The drug distributor has been benefiting from specialty drugs and biosimilars – close copies of complex biotech drugs – at a time when intense competition pulls down prices of generic medicines.
Generic drugs are exact copies that can be easily produced and sold once the original medicine loses patent protection, typically leading to quick drops in the prices of the original by 90% or more.
However, Cencora said last month that it has been seeing a “moderation” in the price deflation of generic medicines.
Biosimilars, which include cheaper versions of AbbVie’s Humira and Regeneron Pharmaceuticals’ Eylea, offer a compelling opportunity for drug distributors, analysts have said.
“Biosimilars of Humira will likely set the tone in their ability to dethrone the brand product to build a lasting pharmacy-dispensed biosimilar market,” TD Cowen analyst Charles Rhyee wrote in a note ahead of Cencora’s earnings report.
Rhyee estimates the biosimilar market to represent a $125 billion revenue opportunity for U.S. drug distributors by 2033.
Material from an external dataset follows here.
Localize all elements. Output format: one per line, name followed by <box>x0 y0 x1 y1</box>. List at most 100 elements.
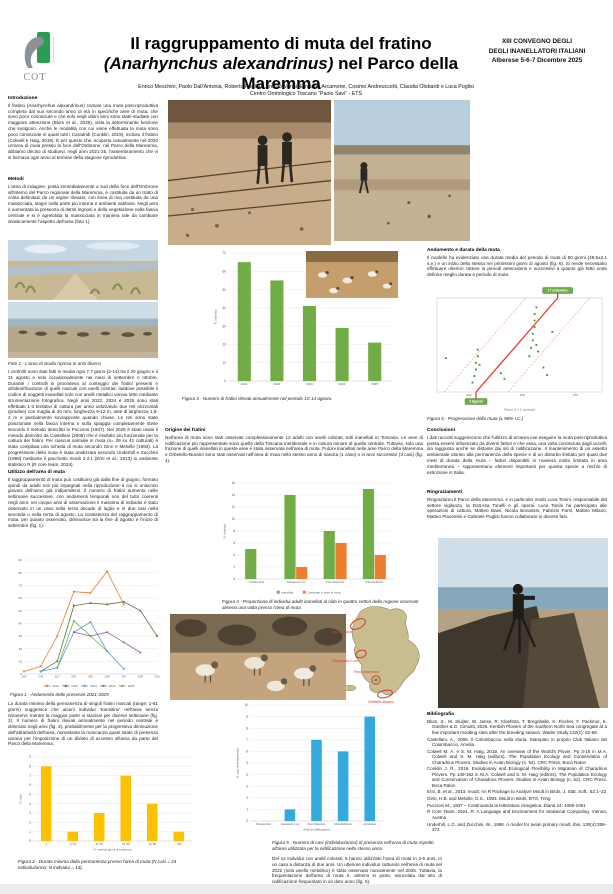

Sales at Cencora’s U.S. healthcare business, its largest unit by revenue, came in at $61.3 billion in the second quarter ended March 31, up more than 8% from a year earlier.
Total sales rose nearly 8% to $68.41 billion. Analysts were expecting total sales of $70.65 billion, according to LSEG data.
The company also raised the lower end of its 2024 adjusted earnings forecast to between $13.30 and $13.50 per share, from $13.25 to $13.50 estimated previously.
Analysts were expecting an annual profit of $13.45 per share.
On an adjusted basis, Cencora reported quarterly profit of $3.80 per share, beating estimates of $3.69 per share.